Not quite. An LLM generates text that would likely follow. The sky is… “blue”. A patient in pain with a bone protruding from their shin has a… “broken leg”.
The more training data, the more questions it can answer with a reasonable degree of probability of accuracy.
Throwing away a potentially useful analysis just because it’s probabilistic seems a bit like throwing the baby out with the bath water.

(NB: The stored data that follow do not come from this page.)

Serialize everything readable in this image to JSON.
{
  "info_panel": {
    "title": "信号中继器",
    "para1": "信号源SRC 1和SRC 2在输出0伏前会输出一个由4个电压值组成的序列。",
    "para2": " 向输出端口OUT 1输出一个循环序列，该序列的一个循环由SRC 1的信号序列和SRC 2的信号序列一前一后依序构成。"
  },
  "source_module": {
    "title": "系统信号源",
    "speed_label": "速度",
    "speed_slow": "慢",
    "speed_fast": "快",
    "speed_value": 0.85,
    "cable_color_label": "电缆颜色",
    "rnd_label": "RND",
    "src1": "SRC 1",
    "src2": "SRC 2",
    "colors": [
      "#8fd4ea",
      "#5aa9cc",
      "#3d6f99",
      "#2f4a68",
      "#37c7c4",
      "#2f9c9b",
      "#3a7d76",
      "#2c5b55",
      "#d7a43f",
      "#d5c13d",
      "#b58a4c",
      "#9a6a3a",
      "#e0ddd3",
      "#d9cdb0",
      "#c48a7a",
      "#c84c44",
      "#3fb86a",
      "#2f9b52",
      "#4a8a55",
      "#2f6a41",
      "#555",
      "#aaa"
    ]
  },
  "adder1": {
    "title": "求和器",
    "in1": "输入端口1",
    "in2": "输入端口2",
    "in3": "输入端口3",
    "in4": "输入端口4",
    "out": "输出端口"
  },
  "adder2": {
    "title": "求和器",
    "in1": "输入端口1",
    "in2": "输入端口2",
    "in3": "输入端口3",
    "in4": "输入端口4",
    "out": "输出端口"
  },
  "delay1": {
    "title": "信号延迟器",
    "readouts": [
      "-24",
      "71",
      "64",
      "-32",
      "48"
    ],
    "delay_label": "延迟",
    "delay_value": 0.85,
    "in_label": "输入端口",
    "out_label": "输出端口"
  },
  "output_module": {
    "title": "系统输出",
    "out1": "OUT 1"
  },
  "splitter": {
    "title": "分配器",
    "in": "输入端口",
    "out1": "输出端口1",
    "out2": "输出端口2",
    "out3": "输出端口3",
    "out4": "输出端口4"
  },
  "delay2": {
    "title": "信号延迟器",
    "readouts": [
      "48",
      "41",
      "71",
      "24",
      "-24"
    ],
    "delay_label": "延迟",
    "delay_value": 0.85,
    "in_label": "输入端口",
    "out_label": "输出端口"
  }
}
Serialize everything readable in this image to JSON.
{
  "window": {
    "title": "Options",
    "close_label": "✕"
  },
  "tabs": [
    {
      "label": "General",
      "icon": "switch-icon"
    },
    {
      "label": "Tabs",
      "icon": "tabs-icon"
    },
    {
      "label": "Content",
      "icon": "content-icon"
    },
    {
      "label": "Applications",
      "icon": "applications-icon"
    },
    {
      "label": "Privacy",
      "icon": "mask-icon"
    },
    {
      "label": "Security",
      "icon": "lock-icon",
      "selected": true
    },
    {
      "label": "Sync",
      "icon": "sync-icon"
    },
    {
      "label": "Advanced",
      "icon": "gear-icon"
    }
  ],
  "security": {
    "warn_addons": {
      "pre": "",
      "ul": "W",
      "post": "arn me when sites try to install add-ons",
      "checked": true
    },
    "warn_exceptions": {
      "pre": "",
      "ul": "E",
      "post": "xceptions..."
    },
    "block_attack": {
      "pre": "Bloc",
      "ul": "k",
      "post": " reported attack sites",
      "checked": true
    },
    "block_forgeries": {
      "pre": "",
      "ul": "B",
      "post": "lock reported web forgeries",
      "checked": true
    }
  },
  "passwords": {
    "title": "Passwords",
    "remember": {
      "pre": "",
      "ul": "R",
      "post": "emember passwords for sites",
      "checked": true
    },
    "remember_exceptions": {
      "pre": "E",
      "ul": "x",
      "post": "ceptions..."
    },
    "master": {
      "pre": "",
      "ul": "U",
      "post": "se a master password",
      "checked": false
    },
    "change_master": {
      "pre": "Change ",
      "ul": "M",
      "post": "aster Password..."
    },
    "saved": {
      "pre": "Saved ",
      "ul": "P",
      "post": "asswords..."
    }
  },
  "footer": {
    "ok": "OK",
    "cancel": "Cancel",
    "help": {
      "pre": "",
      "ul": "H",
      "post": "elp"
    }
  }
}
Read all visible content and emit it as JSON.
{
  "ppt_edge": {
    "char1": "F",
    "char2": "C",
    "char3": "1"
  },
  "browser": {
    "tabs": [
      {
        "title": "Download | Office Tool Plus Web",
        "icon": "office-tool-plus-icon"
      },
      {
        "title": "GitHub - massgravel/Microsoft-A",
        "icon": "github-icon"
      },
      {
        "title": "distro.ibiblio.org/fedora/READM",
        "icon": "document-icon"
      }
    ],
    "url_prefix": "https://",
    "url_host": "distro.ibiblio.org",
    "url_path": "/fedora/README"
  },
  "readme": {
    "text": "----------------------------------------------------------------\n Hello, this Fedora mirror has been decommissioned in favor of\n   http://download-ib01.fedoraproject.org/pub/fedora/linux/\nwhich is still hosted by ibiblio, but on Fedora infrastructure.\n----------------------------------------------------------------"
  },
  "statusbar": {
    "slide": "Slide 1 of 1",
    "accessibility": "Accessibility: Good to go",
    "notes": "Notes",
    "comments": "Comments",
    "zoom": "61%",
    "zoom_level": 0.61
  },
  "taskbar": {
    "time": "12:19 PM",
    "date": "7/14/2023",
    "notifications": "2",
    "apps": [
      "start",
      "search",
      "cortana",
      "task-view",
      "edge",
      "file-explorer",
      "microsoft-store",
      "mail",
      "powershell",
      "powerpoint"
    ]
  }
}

Yes that’s my point. An LLM can clearly accurately predict obvious cases, so it’s reasonable to assume that it can predict less obvious cases with somewhat less accuracy.
The real question is where’s the cut-off point between accuracy and utility.
Remember: a second human opinion can also be wrong, and even a wrong opinion can still be useful (especially in medicine where differential diagnoses are a common practice - if the LLM gives you a useless opinion, you rule it out and move on).
I don’t think it’s particularly unreasonable to think that an LLM would have enough literature, or enough reasoning ability, to be able to generate a plausible interpretation of the data. A human can then review and say either “yeah that’s clearly not the case here” or “hmm, actually that could explain it, maybe we should order another test”.
The more training data, the more questions it can answer with a reasonable degree of probability of accuracy.
Throwing away a potentially useful analysis just because it’s probabilistic seems a bit like throwing the baby out with the bath water.